Tulsa World reports:

Faith advisers want State Superintendent Ryan Walters to “enforce” a daily full minute of silence in schools, mandate the posting of the Ten Commandments in every classroom and add a Western Civilization course to high school graduation requirements. The recommendations echo Walters’ own headline-making campaign call in 2022 for every Oklahoma history teacher to be trained in the patriotic education curriculum of the controversial Hillsdale College, a private conservative Christian liberal arts college in Michigan.

Walters began his public comments on the matter Thursday by saying he believes a landmark 1962 decision by the U.S. Supreme Court on prayer in public schools was wrong. “I am therefore making the recommendation that all schools in Oklahoma faithfully observe the one minute of silence every day.
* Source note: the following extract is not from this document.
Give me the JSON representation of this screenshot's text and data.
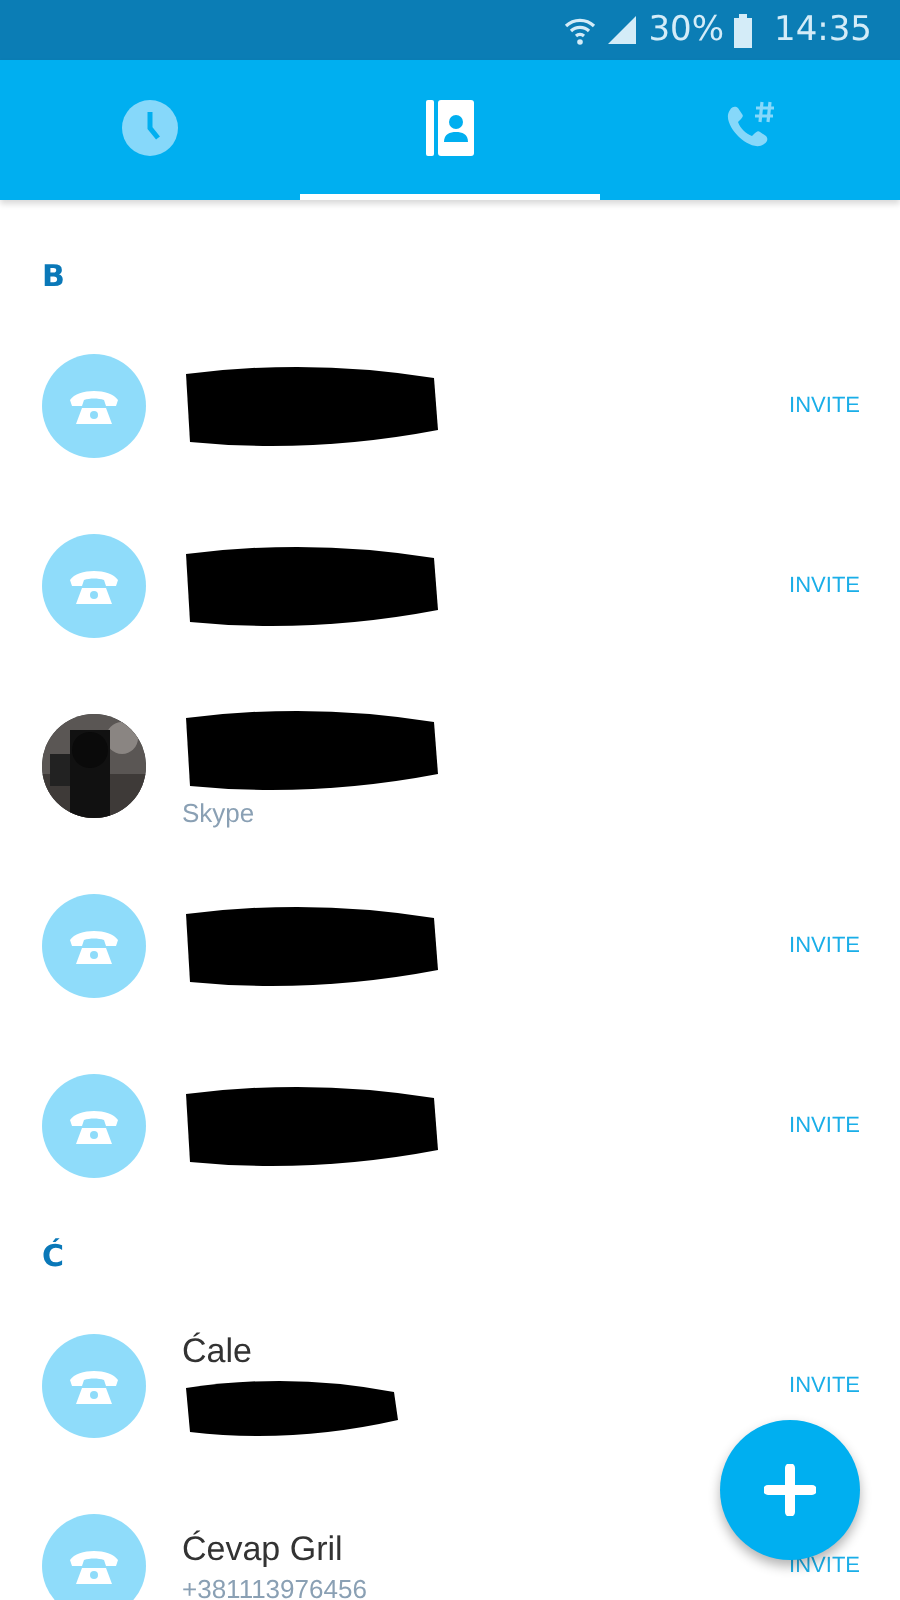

And school districts must also tell students that they can pray at the beginning of the one minute and they should be fully informed of how they can utilize their minute of silence.”
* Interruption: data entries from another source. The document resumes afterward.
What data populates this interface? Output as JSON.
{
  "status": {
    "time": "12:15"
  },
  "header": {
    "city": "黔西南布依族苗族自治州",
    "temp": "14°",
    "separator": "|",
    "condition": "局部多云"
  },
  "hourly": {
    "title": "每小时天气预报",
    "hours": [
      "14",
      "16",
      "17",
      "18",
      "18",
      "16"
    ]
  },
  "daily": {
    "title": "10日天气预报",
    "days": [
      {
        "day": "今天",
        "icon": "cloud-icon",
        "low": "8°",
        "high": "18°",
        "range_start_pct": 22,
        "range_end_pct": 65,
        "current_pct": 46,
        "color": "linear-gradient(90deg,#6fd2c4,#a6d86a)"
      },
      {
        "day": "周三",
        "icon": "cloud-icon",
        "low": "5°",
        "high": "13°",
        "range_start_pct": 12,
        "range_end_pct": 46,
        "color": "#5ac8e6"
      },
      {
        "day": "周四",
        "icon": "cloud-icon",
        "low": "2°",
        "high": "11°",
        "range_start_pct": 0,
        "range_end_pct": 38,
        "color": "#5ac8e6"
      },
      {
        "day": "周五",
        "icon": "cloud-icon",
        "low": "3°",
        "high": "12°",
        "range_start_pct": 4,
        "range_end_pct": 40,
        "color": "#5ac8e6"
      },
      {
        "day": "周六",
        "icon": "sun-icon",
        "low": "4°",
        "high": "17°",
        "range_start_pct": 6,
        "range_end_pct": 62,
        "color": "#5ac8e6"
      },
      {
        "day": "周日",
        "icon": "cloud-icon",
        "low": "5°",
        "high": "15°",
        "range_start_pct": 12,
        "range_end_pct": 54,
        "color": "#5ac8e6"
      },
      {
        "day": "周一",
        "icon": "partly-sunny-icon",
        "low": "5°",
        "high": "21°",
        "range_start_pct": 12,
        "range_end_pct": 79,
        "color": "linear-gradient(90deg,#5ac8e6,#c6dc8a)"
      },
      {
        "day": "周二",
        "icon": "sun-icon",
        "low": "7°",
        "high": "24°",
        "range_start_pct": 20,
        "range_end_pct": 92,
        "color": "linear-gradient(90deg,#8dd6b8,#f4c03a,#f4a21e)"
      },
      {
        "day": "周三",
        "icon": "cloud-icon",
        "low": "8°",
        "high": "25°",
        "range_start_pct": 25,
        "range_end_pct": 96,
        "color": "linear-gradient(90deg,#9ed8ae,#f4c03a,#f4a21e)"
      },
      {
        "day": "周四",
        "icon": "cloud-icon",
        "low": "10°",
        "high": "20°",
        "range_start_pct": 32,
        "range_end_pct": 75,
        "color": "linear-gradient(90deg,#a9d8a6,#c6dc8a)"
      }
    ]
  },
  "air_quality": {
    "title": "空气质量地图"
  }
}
Walters writes in a separate Tulsa World op-ed:

Our Founders believed in a Godly nation. In recent history, we’ve drastically changed the Founders’ hopes and beliefs in a nation under God. Yet, this is the discussion we are having right now, today, in Oklahoma, that returns sensibility and faith back as an option in the classroom.

Currently, the liberal left has infiltrated Oklahoma’s classrooms and have anchored themselves in promoting atheism as the state-run religion. They hold onto the argument of separation of church and state in order to exclude any reference or demonstration of faith at any level in schools.
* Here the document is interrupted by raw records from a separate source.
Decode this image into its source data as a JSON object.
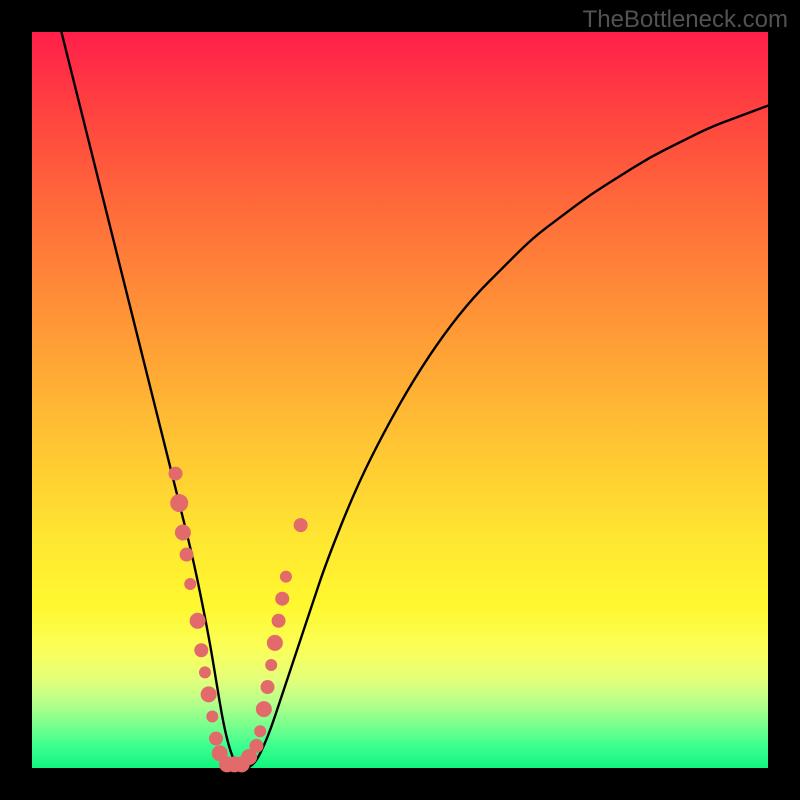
{
  "watermark": "TheBottleneck.com",
  "chart_data": {
    "type": "line",
    "title": "",
    "xlabel": "",
    "ylabel": "",
    "xlim": [
      0,
      100
    ],
    "ylim": [
      0,
      100
    ],
    "curve": {
      "name": "bottleneck-curve",
      "x": [
        4,
        6,
        8,
        10,
        12,
        14,
        16,
        18,
        20,
        22,
        24,
        25,
        26,
        27,
        28,
        30,
        32,
        34,
        36,
        38,
        40,
        44,
        48,
        52,
        56,
        60,
        64,
        68,
        72,
        76,
        80,
        84,
        88,
        92,
        96,
        100
      ],
      "y": [
        100,
        92,
        84,
        76,
        68,
        60,
        52,
        44,
        36,
        28,
        18,
        12,
        6,
        2,
        0,
        0,
        4,
        10,
        16,
        22,
        28,
        38,
        46,
        53,
        59,
        64,
        68,
        72,
        75,
        78,
        80.5,
        83,
        85,
        87,
        88.5,
        90
      ]
    },
    "datapoints": {
      "name": "measured-points",
      "color": "#e26a6a",
      "points": [
        {
          "x": 19.5,
          "y": 40,
          "r": 7
        },
        {
          "x": 20,
          "y": 36,
          "r": 9
        },
        {
          "x": 20.5,
          "y": 32,
          "r": 8
        },
        {
          "x": 21,
          "y": 29,
          "r": 7
        },
        {
          "x": 21.5,
          "y": 25,
          "r": 6
        },
        {
          "x": 22.5,
          "y": 20,
          "r": 8
        },
        {
          "x": 23,
          "y": 16,
          "r": 7
        },
        {
          "x": 23.5,
          "y": 13,
          "r": 6
        },
        {
          "x": 24,
          "y": 10,
          "r": 8
        },
        {
          "x": 24.5,
          "y": 7,
          "r": 6
        },
        {
          "x": 25,
          "y": 4,
          "r": 7
        },
        {
          "x": 25.5,
          "y": 2,
          "r": 8
        },
        {
          "x": 26.5,
          "y": 0.5,
          "r": 8
        },
        {
          "x": 27.5,
          "y": 0.5,
          "r": 8
        },
        {
          "x": 28.5,
          "y": 0.5,
          "r": 8
        },
        {
          "x": 29.5,
          "y": 1.5,
          "r": 8
        },
        {
          "x": 30.5,
          "y": 3,
          "r": 7
        },
        {
          "x": 31,
          "y": 5,
          "r": 6
        },
        {
          "x": 31.5,
          "y": 8,
          "r": 8
        },
        {
          "x": 32,
          "y": 11,
          "r": 7
        },
        {
          "x": 32.5,
          "y": 14,
          "r": 6
        },
        {
          "x": 33,
          "y": 17,
          "r": 8
        },
        {
          "x": 33.5,
          "y": 20,
          "r": 7
        },
        {
          "x": 34,
          "y": 23,
          "r": 7
        },
        {
          "x": 34.5,
          "y": 26,
          "r": 6
        },
        {
          "x": 36.5,
          "y": 33,
          "r": 7
        }
      ]
    }
  }
}
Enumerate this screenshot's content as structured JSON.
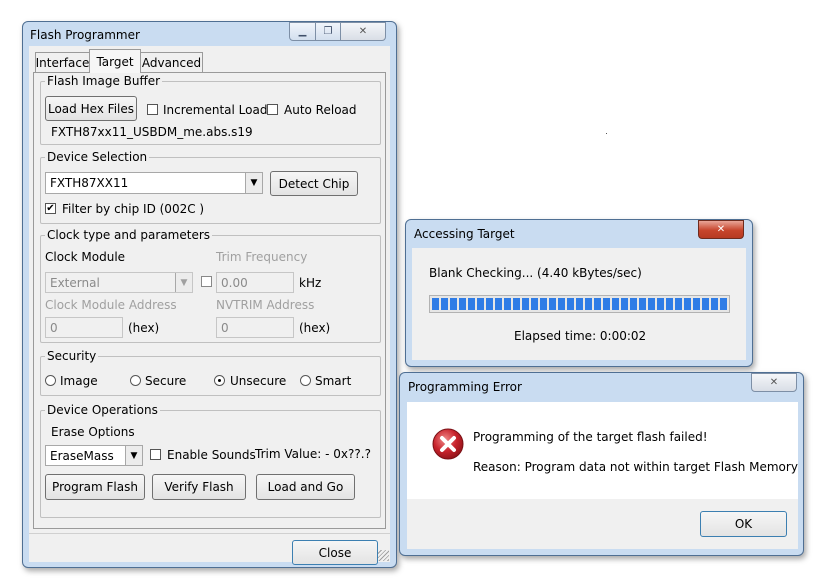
{
  "flash_programmer": {
    "title": "Flash Programmer",
    "tabs": [
      "Interface",
      "Target",
      "Advanced"
    ],
    "active_tab": "Target",
    "image_buffer": {
      "label": "Flash Image Buffer",
      "load_button": "Load Hex Files",
      "incremental_load": {
        "label": "Incremental Load",
        "checked": false
      },
      "auto_reload": {
        "label": "Auto Reload",
        "checked": false
      },
      "file_name": "FXTH87xx11_USBDM_me.abs.s19"
    },
    "device_selection": {
      "label": "Device Selection",
      "device": "FXTH87XX11",
      "detect_button": "Detect Chip",
      "filter": {
        "label": "Filter by chip ID (002C )",
        "checked": true
      }
    },
    "clock": {
      "label": "Clock type and parameters",
      "module_label": "Clock Module",
      "module_value": "External",
      "trim_label": "Trim Frequency",
      "trim_value": "0.00",
      "trim_unit": "kHz",
      "address_label": "Clock Module Address",
      "address_value": "0",
      "address_unit": "(hex)",
      "nvtrim_label": "NVTRIM Address",
      "nvtrim_value": "0",
      "nvtrim_unit": "(hex)"
    },
    "security": {
      "label": "Security",
      "options": [
        "Image",
        "Secure",
        "Unsecure",
        "Smart"
      ],
      "selected": "Unsecure"
    },
    "operations": {
      "label": "Device Operations",
      "erase_label": "Erase Options",
      "erase_value": "EraseMass",
      "sounds": {
        "label": "Enable Sounds",
        "checked": false
      },
      "trim_value_text": "Trim Value: - 0x??.?",
      "program_button": "Program Flash",
      "verify_button": "Verify Flash",
      "load_go_button": "Load and Go"
    },
    "close_button": "Close"
  },
  "accessing_target": {
    "title": "Accessing Target",
    "status": "Blank Checking... (4.40 kBytes/sec)",
    "progress": 1.0,
    "elapsed": "Elapsed time:   0:00:02"
  },
  "programming_error": {
    "title": "Programming Error",
    "message": "Programming of the target flash failed!",
    "reason": "Reason: Program data not within target Flash Memory",
    "ok_button": "OK"
  },
  "colors": {
    "frame": "#c9dcf1",
    "face": "#f0f0f0",
    "progress": "#2f7ce6",
    "close_red": "#c7452c",
    "error_icon": "#c8232c"
  },
  "icons": {
    "minimize": "minimize-icon",
    "maximize": "maximize-icon",
    "close": "close-icon",
    "error": "error-icon"
  }
}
Hence, this obsession to destroy all religiosity in schools has created atheism as the state-sponsored religion of choice. If you look at the left’s rationale, they never once point to the line in the U.S. Constitution that says that separation of church and state — that is because no such line exists.

Walters, who was appointed state secretary of education by Christianist Gov. Kevin Stitt in 2020, faced calls to resign in 2022 after it was revealed that a Koch-funded group that advocates for privatizing public schools was paying him $120,000/year.

Stitt rejected calls for Walters’ resignation and attempted to reappoint him again earlier this year, but the state Senate refused to allow him to hold the elected superintendent and appointed secretary of education posts at the same time.